How do I design a simultaneous wireless information and power transfer system?

Designing a simultaneous wireless information and power transfer (SWIPT) system enables a single RF signal to deliver both data and energy to a receiver, combining wireless communication and wireless power transfer in the same transmission. The fundamental challenge: information reception requires linear, low-noise processing of the signal (to accurately decode the data), while power harvesting requires nonlinear rectification (to convert the RF signal to DC). These two functions have conflicting requirements: information decoding is optimized at low power levels with high SNR, while energy harvesting needs maximum power delivery.
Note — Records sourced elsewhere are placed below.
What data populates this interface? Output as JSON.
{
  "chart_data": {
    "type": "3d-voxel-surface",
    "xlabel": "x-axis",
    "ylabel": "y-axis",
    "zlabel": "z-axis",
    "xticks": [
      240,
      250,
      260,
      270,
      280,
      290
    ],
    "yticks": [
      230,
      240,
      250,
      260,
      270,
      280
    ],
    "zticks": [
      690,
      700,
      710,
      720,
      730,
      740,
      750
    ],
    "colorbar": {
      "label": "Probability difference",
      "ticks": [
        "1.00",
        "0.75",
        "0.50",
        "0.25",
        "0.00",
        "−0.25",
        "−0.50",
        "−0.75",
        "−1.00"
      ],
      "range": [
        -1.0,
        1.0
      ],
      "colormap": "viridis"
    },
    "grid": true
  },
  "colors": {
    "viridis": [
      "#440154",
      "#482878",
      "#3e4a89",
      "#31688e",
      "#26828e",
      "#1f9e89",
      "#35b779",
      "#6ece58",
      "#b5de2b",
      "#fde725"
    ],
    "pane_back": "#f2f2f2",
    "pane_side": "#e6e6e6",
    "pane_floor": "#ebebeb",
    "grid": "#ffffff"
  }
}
SWIPT receiver architectures: time switching (TS; the receiver alternates between information decoding mode and energy harvesting mode in time; during time slots allocated to energy: the received signal is routed to the rectifier; during data time slots: the signal goes to the information decoder; simple to implement but reduces the effective data rate and the harvested energy (each has less than 100% duty cycle)), power splitting (PS; the received signal is split by a power divider: rho fraction goes to the information decoder, (1-rho) fraction goes to the energy harvester; both operate simultaneously; the splitting ratio rho is optimized to balance the data rate and the harvested power; the tradeoff: more power to the harvester improves energy but reduces the signal available for decoding), and separate antenna (SA; dedicated antennas for information reception and energy harvesting; no interference between the two functions; requires more physical space for additional antennas).